Pakistan’s economic condition is on the verge of collapse and in order to survive, it needs a growth rate of seven percent over the next few years as against the present three to four percent, reads a paper prepared by the Federation of Pakistan Chambers of Commerce and Industry (FPCCI).

FPCCI has presented this study to the government in response to the Vision 2025 prepared by the Planning Commission for the revival of the economy. The report has been prepared by the Research and Development wing of the premier trade body of the country and says that future challenges can only be safeguarded against if the country has a double digit growth rate.

The paper states that the average growth rate of 5.1 percent during the past decade will not help resolve poverty, unemployment and other problems of Pakistan as no visible trickle-down effect is possible at the presently anaemic GDP growth rate.

“If this rate prevails for the next few years, it may create malnutrition problems as already 60 percent of the total population is living below poverty line at present,” said Dr. Ayub Mehar, who is the director general of FPCCI’s research wing.

He said that the IMF, World Bank and other international organisations had recommended seven percent growth rate for Pakistan to reduce the economic miseries of the people by the operation of the trickle-down effect.

The FPCCI recommends that all efforts and targets including the tax-to-GDP ratio, the budget deficit as a percentage of GDP as well as growth in investment, money supply and export targets should be tailored to achieving seven percent GDP growth rate. “It is a requirement for survival that should not be compromised,” the paper said.

The GDP growth rate in fiscal year 2013 was 3.6 percent, which was below the targeted rate of 4.3 percent. The State Bank of Pakistan (SBP) in its recently released annual report predicted that the government would fall short of the targeted growth rate of 4.4 percent set for fiscal year 2014.

Mehar said that the present growth rate may not be sustainable in the long term for the country, which may default on its international obligations. “[With this], no money will be left for opening letters of credit for imports and the international community will also not come to our rescue,” said Dr. Mehar, who is also among the top five economists of the country.

The Economic Growth Framework prepared by the Planning Commission has also identified seven percent as the GDP growth rate that is required to absorb the growing population.

However, the FPCCI paper said that about 10 to12 percent rate of growth is required to revive the economy. “This will ensure that the economy of Pakistan turns around to the point it was before 1990 in term of per capita income in the region,” the research paper said.

The FPCCI paper said that the present fiscal policy failure was an outcome of the clashes and interests, which should be discouraged in future.

In the present conditions, foreign assistance and external debt will not be feasible options for the country, it added.

The government has been recommended to undertake development projects funded by foreign direct investment inflows in which investment by ex-pats will be an attractive option.

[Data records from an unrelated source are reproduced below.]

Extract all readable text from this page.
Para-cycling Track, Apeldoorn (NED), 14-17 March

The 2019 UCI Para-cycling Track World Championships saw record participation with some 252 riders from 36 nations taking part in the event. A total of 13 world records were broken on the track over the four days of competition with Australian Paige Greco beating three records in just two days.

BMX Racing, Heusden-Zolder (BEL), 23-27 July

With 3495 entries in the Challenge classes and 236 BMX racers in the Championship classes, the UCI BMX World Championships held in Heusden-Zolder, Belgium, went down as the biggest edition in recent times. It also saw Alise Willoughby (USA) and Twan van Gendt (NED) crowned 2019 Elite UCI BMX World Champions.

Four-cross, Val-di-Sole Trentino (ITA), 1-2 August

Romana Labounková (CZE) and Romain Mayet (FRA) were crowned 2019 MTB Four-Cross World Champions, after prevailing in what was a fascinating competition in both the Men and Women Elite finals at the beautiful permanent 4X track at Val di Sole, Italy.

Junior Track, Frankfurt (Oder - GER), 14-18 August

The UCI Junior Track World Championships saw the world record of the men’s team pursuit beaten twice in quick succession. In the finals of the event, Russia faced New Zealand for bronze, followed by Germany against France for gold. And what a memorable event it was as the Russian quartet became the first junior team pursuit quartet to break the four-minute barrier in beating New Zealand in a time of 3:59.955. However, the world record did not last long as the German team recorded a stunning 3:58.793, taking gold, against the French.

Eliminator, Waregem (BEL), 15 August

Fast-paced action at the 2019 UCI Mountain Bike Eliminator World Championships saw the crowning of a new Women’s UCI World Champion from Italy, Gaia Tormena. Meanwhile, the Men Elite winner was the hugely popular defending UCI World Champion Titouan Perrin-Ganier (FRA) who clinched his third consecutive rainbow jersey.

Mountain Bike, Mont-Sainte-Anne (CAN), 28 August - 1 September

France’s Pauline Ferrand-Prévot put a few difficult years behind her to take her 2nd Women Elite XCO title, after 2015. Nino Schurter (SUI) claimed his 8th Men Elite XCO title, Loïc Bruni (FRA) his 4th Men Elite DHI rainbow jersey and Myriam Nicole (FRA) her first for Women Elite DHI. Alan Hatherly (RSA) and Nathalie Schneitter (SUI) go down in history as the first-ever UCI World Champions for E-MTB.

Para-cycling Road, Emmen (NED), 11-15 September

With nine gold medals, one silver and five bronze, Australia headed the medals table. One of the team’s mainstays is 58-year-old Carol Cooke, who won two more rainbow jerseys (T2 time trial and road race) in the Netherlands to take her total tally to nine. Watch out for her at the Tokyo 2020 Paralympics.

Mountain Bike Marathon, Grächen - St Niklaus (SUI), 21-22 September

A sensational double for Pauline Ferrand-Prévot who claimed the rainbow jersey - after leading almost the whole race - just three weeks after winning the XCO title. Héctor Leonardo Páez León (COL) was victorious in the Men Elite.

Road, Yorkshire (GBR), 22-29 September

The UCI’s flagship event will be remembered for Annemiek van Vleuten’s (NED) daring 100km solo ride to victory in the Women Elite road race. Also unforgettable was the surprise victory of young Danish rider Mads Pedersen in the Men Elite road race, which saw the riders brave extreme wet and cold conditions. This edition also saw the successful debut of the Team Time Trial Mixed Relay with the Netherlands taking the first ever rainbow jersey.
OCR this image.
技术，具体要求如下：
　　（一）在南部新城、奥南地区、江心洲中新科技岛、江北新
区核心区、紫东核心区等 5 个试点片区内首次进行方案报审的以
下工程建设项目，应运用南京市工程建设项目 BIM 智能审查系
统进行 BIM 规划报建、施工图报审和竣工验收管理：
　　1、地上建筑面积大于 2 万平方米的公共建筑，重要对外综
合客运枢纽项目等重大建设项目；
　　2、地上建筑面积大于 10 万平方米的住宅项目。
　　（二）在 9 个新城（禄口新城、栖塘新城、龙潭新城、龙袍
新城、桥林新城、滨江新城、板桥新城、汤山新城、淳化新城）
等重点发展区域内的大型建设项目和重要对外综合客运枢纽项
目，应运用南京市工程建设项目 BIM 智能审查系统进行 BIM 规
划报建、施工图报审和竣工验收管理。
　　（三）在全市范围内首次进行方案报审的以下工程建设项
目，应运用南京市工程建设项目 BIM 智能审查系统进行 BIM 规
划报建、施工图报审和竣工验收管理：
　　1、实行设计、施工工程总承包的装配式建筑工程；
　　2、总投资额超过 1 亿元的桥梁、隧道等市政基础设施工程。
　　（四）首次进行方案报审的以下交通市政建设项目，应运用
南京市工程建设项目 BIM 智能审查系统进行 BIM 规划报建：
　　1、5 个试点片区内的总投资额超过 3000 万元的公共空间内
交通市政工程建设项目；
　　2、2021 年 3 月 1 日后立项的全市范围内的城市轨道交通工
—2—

The FPCCI has proposed financial liberalization, which would be a soft option for resource mobilization to rehabilitate deteriorating infrastructure.

Over the long term, the FPCCI suggests regional economic integration that could be a key for a sustainable source of economic prosperity.

The report suggests changes in planning as past polices have resulted in the present economic crisis. The FPCCI has also criticized the “six regimes of planning in Pakistan”: conceptualization; foreign influence; ad hocism; construction of social accounting matrix and macroeconomic models by the Planning Commission; PCI and PCII culture; and ineffective organs. “Planning in Pakistan is based on the nexus of foreign influence, ideology and feudalism,” the FPCCI report said.

To achieve the desired level of economic growth, the FPCCI recommended private-sector led growth through incentivizing innovation, quality and productivity enhancement.